Twenty-five-year-old detainee Matej Cuperka told the ABC that ex-convicts who had their Australian visas cancelled after serving time in jail started the riot.

“The death [of the Iranian man] is very, very suspicious,” he said.

“They [the inmates who are rioting] believe Serco officers did something to him.

“I clearly heard him in the morning screaming for help, and the next thing I see they be bringing him in a body bag, and after that the whole place went into lockdown.

“About 30 people started a fight with the emergency response team in front of the medical [clinic] where officers left their stations and put the place in lockdown.”

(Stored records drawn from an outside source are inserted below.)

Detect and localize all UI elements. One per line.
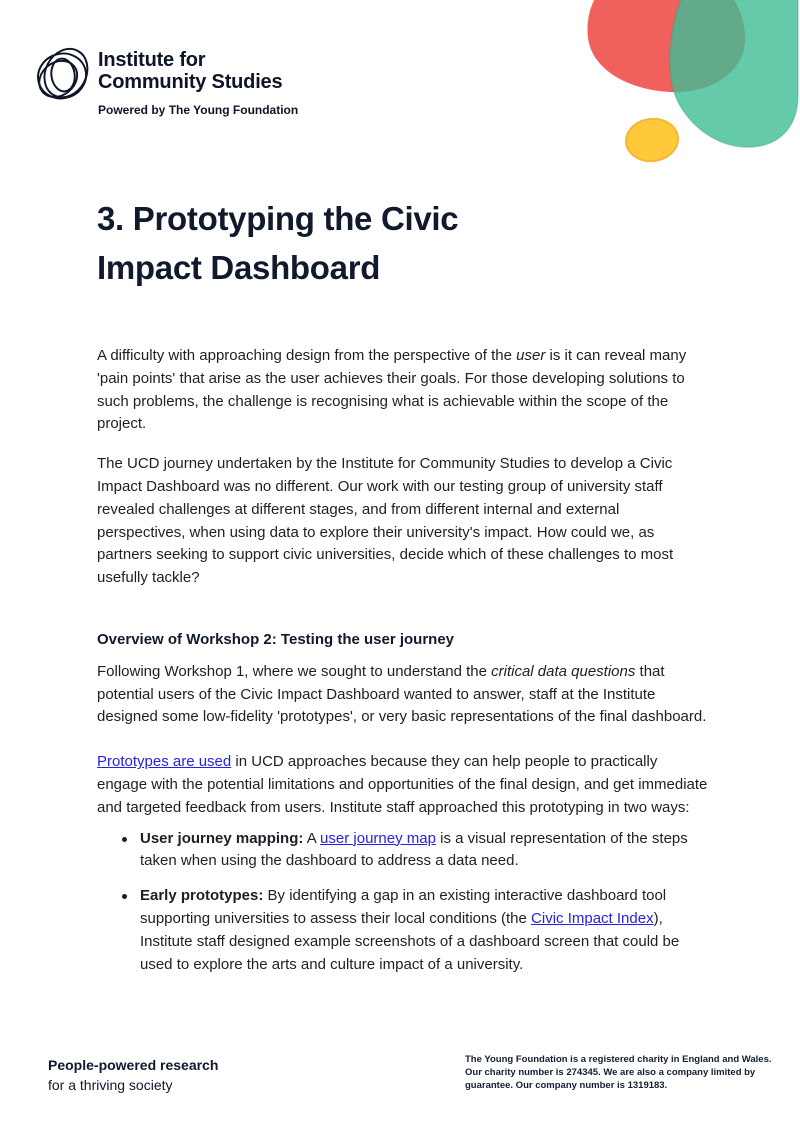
logo-icon bbox=[34, 44, 94, 106]
paragraph-3 bbox=[97, 661, 709, 729]
bullet-1-text: is a visual representation of the steps taken when using the dashboard to address a data need. bbox=[140, 829, 688, 870]
footer-slogan-line1: People-powered research bbox=[48, 1057, 219, 1073]
decorative-blob-yellow bbox=[624, 116, 681, 164]
paragraph-3-text: that potential users of the Civic Impact Dashboard wanted to answer, staff at the Institute designed some low-fidelity 'prototypes', or very basic representations of the final dashboard. bbox=[97, 662, 707, 726]
paragraph-3-italic: critical data questions bbox=[491, 662, 636, 680]
decorative-blobs bbox=[540, 0, 800, 210]
bullet-2-text: ), Institute staff designed example screenshots of a dashboard screen that could be used to explore the arts and culture impact of a university. bbox=[140, 909, 680, 973]
bullet-1-text: A bbox=[303, 829, 321, 847]
paragraph-1-italic: user bbox=[516, 347, 546, 364]
footer-legal-line2: Our charity number is 274345. We are also a company limited by bbox=[465, 1067, 756, 1079]
org-name-line2: Community Studies bbox=[98, 70, 283, 93]
section-heading: Overview of Workshop 2: Testing the user journey bbox=[97, 630, 455, 648]
paragraph-1-text: is it can reveal many 'pain points' that arise as the user achieves their goals. For those developing solutions to such problems, the challenge is recognising what is achievable within the scope of the project. bbox=[97, 347, 687, 433]
prototypes-are-used-link[interactable]: Prototypes are used bbox=[97, 753, 232, 771]
footer-slogan-line2: for a thriving society bbox=[48, 1076, 173, 1093]
decorative-blob-green bbox=[670, 0, 798, 147]
logo-text bbox=[98, 44, 298, 117]
paragraph-1 bbox=[97, 345, 709, 436]
page-title-line1: 3. Prototyping the Civic bbox=[97, 200, 459, 237]
paragraph-1-text: A difficulty with approaching design from the perspective of the bbox=[97, 347, 517, 364]
page-title-line2: Impact Dashboard bbox=[97, 249, 381, 286]
bullet-list bbox=[97, 828, 709, 977]
paragraph-2: The UCD journey undertaken by the Institute for Community Studies to develop a Civic Impact Dashboard was no different. Our work with our testing group of university staff revealed challenges at different stages, and from different internal and external perspectives, when using data to explore their university's impact. How could we, as partners seeking to support civic universities, decide which of these challenges to most usefully tackle? bbox=[97, 455, 674, 587]
civic-impact-index-link[interactable]: Civic Impact Index bbox=[531, 909, 654, 927]
footer-legal-line1: The Young Foundation is a registered charity in England and Wales. bbox=[465, 1054, 772, 1065]
bullet-2-lead: Early prototypes: bbox=[140, 887, 264, 905]
paragraph-4 bbox=[97, 751, 709, 819]
paragraph-4-text: in UCD approaches because they can help people to practically engage with the potential limitations and opportunities of the final design, and get immediate and targeted feedback from users. Institute staff approached this prototyping in two ways: bbox=[97, 753, 708, 816]
bullet-item-early-prototypes bbox=[97, 885, 709, 976]
bullet-1-lead: User journey mapping: bbox=[140, 829, 304, 847]
page-title bbox=[97, 194, 709, 292]
org-name-line1: Institute for bbox=[98, 49, 206, 71]
bullet-item-user-journey-mapping bbox=[97, 828, 709, 874]
document-body bbox=[97, 194, 709, 988]
bullet-2-text: By identifying a gap in an existing interactive dashboard tool supporting universities to assess their local conditions (the bbox=[140, 887, 667, 927]
user-journey-map-link[interactable]: user journey map bbox=[320, 829, 436, 847]
org-logo bbox=[34, 44, 298, 117]
org-tagline: Powered by The Young Foundation bbox=[98, 103, 299, 117]
footer-slogan bbox=[48, 1056, 218, 1095]
footer-legal bbox=[465, 1053, 772, 1093]
paragraph-3-text: Following Workshop 1, where we sought to understand the bbox=[97, 662, 492, 680]
footer-legal-line3: guarantee. Our company number is 1319183. bbox=[465, 1080, 668, 1092]
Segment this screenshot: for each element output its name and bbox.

“They are setting fires everywhere,” Mr Cuperka added.

“They started [on Sunday night]. They have broken into the canteen, into the property area, they started fires over there and now they starting in the compound.

“There are cars full of officers driving around the complex. They are just having a look through the window,

Another detainee, who stressed that he had not been involved in the riots, said “most of the compounds have actually been broken into, including the medical [compound]”.

“The canteen, I can see from where I’m standing now, has been completely ransacked and is burning as I speak to you,” he said.

“It’s a complete disaster zone.

“The compound that I’m in … there’s a lot of spot fires in there, all the cameras have been smashed up, all the kitchen has been smashed up, the offices have been breached and all the computers and everything has been broken up.”